The best agent products therefore do not simply hide the harness. They make the harness unnecessary for a specific job. The user can enter with an intention and leave with the job completed, without needing to understand the machinery in between.
Measure the completed value
The simplest way to evaluate whether a workflow deserves its own product is to measure the value of one completed interaction, then multiply it by frequency.
Start with the amount of time or effort saved from the moment the user begins until the work is actually finished. Include context gathering, application switching, formatting, correction, and the uncertainty of deciding what to do next. Then multiply that value by the number of times the workflow occurs in a day and across a week.
If an interaction saves ten minutes and happens four times a day, the product is returning more than three hours every week. At that point the value proposition is already clear, especially when the work is frustrating, business-critical, or performed by an expensive team.
But the completion boundary has to be honest. Saving ten minutes during generation does not count if the output creates eight minutes of downstream cleanup. The value is not the speed of the model call. It is the difference between the old path and the new path all the way to the finished outcome.

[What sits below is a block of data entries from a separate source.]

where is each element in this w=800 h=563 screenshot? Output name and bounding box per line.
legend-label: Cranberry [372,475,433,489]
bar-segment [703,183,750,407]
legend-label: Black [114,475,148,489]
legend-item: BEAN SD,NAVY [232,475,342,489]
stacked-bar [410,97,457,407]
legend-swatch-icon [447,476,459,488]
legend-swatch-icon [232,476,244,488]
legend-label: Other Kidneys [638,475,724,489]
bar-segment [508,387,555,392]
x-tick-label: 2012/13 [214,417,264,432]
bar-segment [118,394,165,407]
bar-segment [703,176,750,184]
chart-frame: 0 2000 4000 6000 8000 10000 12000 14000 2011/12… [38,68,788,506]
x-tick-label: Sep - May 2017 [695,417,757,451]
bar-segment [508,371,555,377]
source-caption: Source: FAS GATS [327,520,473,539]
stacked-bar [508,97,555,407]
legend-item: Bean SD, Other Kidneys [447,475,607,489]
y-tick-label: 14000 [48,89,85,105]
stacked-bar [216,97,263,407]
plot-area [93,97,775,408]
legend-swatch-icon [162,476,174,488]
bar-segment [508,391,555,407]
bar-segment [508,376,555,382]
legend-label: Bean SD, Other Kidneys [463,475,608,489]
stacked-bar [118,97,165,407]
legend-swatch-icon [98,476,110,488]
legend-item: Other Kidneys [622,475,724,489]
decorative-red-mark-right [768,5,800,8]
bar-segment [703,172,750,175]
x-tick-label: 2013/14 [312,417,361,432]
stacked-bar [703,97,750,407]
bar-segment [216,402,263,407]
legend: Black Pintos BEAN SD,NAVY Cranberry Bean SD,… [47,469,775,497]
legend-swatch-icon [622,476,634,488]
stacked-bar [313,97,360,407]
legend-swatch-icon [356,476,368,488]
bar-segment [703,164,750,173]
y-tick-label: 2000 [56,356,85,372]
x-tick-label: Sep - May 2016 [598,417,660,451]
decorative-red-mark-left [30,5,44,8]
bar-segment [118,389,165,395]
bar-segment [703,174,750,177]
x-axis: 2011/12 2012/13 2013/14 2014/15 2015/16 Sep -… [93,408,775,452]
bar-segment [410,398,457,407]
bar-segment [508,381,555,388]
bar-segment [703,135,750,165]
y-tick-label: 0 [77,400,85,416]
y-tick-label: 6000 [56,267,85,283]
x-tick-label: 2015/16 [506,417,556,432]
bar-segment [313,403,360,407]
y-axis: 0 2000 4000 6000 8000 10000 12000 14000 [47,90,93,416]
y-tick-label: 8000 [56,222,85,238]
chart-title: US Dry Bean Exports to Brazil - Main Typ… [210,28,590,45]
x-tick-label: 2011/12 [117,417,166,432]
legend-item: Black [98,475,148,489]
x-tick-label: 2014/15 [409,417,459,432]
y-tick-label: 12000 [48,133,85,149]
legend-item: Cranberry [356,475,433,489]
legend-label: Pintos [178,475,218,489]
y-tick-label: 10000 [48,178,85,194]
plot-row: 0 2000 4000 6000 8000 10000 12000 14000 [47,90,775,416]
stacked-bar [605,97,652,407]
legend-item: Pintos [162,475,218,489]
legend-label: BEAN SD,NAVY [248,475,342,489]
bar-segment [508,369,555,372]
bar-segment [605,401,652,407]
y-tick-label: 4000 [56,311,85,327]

That is ultimately when it makes sense to own the harness. Own it when the job has a clear boundary, when the interaction can encode meaningful expertise, and when the user can reach the outcome without opening three other tools. Delegate to an existing harness when the path is inherently variable, when the important work happens across systems, or when your interface cannot close the threads it opens.
The dividing line is not whether the task can be turned into a skill. Almost everything can. The dividing line is whether the experience can complete the job.
Own the harness when the guided experience is the value. Use the existing harness when flexibility is the value.